Unvergessen sind ja [video=youtube;65PJTfL2Cfs]http://www.youtube.com/watch?v=65PJTfL2Cfs[/video]

Und wahrscheinlich auch [video=youtube;IFCSHEfQvY4]http://www.youtube.com/watch?v=IFCSHEfQvY4[/video]
 

Sylverblack

Bred in Captivity
Otaku Veteran
Reich-Ranicki hatte seine bekannteste Zeit, als ich mich noch gar nicht für Literatur und schon gar nicht für ihn interessiert habe. Im Nachhinein habe ich mich nach seinem Tod ziemlich mit ihm beschäftigt und finde ihn rückblickend toll. Seine störrische Art, die sich auch in Interviews gut herauslesen lässt, war einfach amüsant, aber besonders seine Gedanken übers Leben haben mich sowohl fasziniert wie auch schockiert, v.a., weil sie meinen so ähnlich sind. Die Frage über den Tod hat er so rücksichtslos und ehrlich beantwortet, so unromantisiert und geistig klar, dass es mich wirklich erschüttert hat, obwohl ich genau wusste, dass ich genauso darüber denke wie er:

Focus: Haben Sie Angst vor dem Tod?

Ranicki: Ja, sehr. Aber die Formulierung der Frage missfällt mir. Ich fürchte nicht den Tod. Ich habe Angst vor dem Nicht-mehr Existieren.

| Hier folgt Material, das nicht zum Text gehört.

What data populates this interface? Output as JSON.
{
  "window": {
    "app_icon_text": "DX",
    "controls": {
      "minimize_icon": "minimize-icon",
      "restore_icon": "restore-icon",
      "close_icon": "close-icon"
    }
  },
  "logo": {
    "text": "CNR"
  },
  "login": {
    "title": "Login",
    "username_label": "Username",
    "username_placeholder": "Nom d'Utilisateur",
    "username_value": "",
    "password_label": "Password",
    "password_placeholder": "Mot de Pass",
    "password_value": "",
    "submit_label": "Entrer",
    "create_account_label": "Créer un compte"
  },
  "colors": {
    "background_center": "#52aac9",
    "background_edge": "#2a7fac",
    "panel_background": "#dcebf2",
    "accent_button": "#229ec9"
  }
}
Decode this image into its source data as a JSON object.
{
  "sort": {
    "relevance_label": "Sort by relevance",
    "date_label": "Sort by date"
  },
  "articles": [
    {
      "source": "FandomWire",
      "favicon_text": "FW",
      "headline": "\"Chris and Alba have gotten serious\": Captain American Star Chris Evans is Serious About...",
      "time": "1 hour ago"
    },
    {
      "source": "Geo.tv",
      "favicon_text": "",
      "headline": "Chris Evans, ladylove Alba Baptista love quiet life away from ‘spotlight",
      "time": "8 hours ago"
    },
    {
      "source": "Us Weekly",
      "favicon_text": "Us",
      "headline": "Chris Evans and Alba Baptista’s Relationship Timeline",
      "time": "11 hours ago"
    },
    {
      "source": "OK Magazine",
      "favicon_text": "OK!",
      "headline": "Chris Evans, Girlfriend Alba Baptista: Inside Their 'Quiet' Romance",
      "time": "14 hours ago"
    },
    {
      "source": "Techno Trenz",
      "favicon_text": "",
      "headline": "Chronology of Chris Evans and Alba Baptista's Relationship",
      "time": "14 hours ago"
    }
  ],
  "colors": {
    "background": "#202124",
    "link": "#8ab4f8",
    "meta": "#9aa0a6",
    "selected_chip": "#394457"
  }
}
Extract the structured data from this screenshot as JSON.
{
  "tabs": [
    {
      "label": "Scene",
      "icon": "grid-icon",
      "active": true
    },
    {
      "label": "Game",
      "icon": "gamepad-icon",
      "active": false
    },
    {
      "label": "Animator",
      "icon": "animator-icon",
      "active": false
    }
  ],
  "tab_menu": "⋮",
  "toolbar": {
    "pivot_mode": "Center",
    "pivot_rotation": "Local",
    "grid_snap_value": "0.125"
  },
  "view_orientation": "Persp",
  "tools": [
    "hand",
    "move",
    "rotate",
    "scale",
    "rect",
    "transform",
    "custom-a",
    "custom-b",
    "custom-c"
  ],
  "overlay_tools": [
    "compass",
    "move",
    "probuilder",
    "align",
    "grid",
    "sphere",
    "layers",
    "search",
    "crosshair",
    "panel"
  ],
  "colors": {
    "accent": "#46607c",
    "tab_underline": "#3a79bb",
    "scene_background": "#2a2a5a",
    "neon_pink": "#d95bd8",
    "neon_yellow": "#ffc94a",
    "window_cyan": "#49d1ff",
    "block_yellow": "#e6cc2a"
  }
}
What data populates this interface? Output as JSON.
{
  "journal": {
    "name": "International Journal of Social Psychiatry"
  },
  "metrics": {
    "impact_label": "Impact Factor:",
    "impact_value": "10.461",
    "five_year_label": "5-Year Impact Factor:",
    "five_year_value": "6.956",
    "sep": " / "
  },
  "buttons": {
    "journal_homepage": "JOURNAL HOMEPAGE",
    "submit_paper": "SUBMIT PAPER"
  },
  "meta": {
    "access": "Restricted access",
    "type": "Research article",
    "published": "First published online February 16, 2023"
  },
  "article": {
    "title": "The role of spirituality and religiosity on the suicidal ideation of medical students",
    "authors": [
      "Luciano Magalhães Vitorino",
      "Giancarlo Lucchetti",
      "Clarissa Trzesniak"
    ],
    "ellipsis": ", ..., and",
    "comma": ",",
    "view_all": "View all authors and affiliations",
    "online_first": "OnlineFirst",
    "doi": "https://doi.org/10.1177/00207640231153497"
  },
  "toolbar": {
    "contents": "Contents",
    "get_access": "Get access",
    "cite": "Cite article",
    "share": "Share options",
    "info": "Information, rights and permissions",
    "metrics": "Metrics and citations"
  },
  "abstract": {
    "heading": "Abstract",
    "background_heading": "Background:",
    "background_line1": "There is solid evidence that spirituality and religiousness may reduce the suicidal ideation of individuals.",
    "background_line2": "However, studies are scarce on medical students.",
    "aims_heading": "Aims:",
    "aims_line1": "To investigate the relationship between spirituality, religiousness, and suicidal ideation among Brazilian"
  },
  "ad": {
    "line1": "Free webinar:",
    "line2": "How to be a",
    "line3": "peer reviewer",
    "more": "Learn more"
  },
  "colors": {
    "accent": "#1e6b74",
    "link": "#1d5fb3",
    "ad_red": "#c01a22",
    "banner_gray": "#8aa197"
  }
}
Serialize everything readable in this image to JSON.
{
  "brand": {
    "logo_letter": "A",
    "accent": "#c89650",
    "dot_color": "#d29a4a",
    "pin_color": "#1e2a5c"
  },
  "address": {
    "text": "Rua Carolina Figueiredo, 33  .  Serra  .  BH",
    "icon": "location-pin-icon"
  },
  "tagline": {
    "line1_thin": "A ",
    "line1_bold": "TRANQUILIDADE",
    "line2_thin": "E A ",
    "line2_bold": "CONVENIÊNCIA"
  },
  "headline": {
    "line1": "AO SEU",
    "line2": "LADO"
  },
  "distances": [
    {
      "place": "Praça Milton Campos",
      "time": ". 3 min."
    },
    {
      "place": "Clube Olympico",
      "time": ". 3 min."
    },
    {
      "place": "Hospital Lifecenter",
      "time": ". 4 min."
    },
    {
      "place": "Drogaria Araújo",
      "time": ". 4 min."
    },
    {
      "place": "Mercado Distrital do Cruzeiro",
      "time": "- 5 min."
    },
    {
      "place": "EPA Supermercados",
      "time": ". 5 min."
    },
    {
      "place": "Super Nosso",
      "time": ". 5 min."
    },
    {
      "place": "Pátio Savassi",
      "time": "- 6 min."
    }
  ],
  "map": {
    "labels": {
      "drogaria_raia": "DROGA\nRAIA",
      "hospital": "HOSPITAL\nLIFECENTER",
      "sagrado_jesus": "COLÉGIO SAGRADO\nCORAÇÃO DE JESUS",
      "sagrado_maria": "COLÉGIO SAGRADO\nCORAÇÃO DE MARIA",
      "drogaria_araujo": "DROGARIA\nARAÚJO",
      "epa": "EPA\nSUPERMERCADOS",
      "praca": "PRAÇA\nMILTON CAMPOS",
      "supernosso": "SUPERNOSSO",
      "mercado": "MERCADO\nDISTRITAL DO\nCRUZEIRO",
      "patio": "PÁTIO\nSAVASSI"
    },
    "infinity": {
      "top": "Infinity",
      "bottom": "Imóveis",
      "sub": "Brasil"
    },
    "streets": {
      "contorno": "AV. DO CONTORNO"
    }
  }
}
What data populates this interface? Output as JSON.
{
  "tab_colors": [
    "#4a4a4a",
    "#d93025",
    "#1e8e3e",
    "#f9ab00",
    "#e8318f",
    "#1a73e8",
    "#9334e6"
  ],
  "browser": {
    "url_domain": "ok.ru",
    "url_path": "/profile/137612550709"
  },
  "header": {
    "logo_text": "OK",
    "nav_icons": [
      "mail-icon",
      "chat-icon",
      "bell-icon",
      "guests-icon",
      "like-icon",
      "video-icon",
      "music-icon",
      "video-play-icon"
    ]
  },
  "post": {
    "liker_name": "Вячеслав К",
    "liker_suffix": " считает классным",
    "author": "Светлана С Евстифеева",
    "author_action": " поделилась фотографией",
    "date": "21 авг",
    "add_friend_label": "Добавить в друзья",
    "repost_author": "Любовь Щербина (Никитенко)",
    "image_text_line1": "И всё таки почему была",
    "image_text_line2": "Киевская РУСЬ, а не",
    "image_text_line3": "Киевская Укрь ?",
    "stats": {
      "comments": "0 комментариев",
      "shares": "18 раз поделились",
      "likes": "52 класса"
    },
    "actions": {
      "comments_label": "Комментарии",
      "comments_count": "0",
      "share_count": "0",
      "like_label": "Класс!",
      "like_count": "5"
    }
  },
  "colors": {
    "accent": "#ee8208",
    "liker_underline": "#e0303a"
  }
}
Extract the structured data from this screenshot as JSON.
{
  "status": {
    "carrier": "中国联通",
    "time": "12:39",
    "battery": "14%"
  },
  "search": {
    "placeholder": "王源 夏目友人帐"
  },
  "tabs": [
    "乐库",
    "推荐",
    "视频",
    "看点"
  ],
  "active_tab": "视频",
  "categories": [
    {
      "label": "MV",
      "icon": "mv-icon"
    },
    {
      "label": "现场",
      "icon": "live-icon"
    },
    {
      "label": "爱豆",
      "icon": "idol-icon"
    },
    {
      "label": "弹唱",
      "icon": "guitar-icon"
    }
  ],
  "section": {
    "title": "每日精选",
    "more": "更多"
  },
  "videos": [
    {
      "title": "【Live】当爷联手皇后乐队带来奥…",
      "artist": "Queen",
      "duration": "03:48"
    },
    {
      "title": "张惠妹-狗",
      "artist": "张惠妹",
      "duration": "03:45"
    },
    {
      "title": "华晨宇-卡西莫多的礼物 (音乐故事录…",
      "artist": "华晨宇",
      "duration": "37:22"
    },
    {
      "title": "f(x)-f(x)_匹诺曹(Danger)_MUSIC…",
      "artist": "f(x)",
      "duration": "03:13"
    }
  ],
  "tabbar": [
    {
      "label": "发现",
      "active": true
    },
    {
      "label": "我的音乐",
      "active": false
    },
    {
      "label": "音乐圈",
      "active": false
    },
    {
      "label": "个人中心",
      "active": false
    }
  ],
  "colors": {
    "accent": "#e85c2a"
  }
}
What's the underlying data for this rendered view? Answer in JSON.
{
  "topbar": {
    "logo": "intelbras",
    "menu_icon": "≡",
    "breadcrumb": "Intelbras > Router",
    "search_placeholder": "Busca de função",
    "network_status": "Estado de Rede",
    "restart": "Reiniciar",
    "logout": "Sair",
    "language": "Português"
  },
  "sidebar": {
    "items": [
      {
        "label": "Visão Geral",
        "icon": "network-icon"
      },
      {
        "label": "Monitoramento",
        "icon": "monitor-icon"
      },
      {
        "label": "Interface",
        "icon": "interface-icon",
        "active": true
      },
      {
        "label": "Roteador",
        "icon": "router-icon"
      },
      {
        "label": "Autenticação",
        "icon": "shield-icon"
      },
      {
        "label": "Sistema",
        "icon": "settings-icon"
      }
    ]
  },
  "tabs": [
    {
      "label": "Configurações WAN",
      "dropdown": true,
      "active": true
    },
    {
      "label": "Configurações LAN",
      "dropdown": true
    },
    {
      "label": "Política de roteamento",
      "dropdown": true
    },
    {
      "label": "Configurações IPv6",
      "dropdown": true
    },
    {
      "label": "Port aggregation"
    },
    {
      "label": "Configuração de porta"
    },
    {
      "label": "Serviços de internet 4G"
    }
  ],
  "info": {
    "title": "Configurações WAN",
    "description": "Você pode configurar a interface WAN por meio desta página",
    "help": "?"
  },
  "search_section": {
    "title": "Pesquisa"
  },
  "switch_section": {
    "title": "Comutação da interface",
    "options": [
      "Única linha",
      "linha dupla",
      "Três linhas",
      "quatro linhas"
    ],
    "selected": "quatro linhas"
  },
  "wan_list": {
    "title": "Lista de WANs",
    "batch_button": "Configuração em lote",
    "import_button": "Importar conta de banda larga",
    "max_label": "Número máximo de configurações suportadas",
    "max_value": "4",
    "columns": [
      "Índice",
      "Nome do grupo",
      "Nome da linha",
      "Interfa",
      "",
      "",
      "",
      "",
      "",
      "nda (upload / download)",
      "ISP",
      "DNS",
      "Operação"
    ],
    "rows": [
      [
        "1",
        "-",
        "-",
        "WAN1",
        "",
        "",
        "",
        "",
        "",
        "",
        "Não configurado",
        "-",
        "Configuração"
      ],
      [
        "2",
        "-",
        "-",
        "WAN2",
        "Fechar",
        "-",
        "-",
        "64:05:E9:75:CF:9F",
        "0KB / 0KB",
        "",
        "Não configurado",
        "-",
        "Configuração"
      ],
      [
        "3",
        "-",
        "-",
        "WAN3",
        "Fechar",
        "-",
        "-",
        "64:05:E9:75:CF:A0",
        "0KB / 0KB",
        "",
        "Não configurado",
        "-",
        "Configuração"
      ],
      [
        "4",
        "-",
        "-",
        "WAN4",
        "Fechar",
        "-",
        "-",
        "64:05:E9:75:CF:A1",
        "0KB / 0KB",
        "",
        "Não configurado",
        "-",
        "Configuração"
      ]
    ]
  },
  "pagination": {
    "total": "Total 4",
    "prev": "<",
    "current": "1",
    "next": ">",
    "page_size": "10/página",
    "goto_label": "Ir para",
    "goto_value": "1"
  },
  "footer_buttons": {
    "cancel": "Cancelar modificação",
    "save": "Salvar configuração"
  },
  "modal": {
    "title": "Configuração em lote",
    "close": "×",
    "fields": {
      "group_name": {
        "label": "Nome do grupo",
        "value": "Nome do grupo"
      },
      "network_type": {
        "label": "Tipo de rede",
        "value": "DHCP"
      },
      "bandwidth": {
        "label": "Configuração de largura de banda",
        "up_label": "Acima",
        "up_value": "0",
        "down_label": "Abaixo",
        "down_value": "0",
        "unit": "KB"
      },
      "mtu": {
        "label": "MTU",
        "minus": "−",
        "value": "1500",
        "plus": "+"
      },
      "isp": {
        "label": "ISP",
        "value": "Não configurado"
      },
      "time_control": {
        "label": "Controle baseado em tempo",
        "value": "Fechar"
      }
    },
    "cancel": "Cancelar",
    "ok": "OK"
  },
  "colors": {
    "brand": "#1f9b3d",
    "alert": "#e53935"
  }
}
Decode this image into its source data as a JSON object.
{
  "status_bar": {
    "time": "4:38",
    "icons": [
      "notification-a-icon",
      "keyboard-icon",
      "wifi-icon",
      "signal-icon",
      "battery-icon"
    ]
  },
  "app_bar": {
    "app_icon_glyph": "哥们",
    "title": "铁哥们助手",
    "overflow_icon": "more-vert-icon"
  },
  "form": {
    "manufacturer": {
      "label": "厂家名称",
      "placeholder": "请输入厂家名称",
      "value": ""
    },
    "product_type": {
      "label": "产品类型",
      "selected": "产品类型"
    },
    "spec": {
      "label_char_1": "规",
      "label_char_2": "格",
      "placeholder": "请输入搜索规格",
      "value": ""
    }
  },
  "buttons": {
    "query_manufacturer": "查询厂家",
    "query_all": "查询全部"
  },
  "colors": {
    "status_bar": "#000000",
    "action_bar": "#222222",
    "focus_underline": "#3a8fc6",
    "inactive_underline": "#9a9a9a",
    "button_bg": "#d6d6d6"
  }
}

Focus: Der Tod gehört zu den wichtigsten Themen der Literatur. Was kann man aus der Literatur über den Tod lernen?

Ranicki: Einem wirklichen Schriftsteller kann es gelingen, uns an den Tod zu erinnern. An unseren ganz persönlichen Tod. Jeder weiß, dass das Leben irgendwann endet. Aber selten machen wir uns klar, dass wir selbst es sind, die sterben werden. Während die Welt ungerührt weiterexistiert. Literatur öffnet uns manchmal für Momente die Augen für diese Wahrheit, vor der wir sie sonst zumeist schließen.
Hilft Ihnen die Literatur, um mit dem Gedanken an den eigenen Tod fertigzuwerden?
Mit dem Gedanken an den Tod kann man nicht fertigwerden. Er ist völlig sinnlos und vernichtend. Die Literatur hilft vielleicht dabei, sich das unvermeidliche Ende des Lebens bewusst zu machen. Aber damit fertigwerden? Es gibt Menschen, die sich selbst töten, wie Kleist, Tucholsky, Hemingway. Sie wollen nicht mehr leben. Aber ich bezweifle, dass sie mit dem Tod fertiggeworden sind. Sich mit dem Tod auszusöhnen ist unmöglich. Selbstmörder wählen den Tod, weil er für sie das kleinere Übel ist als ein unerträgliches Dasein.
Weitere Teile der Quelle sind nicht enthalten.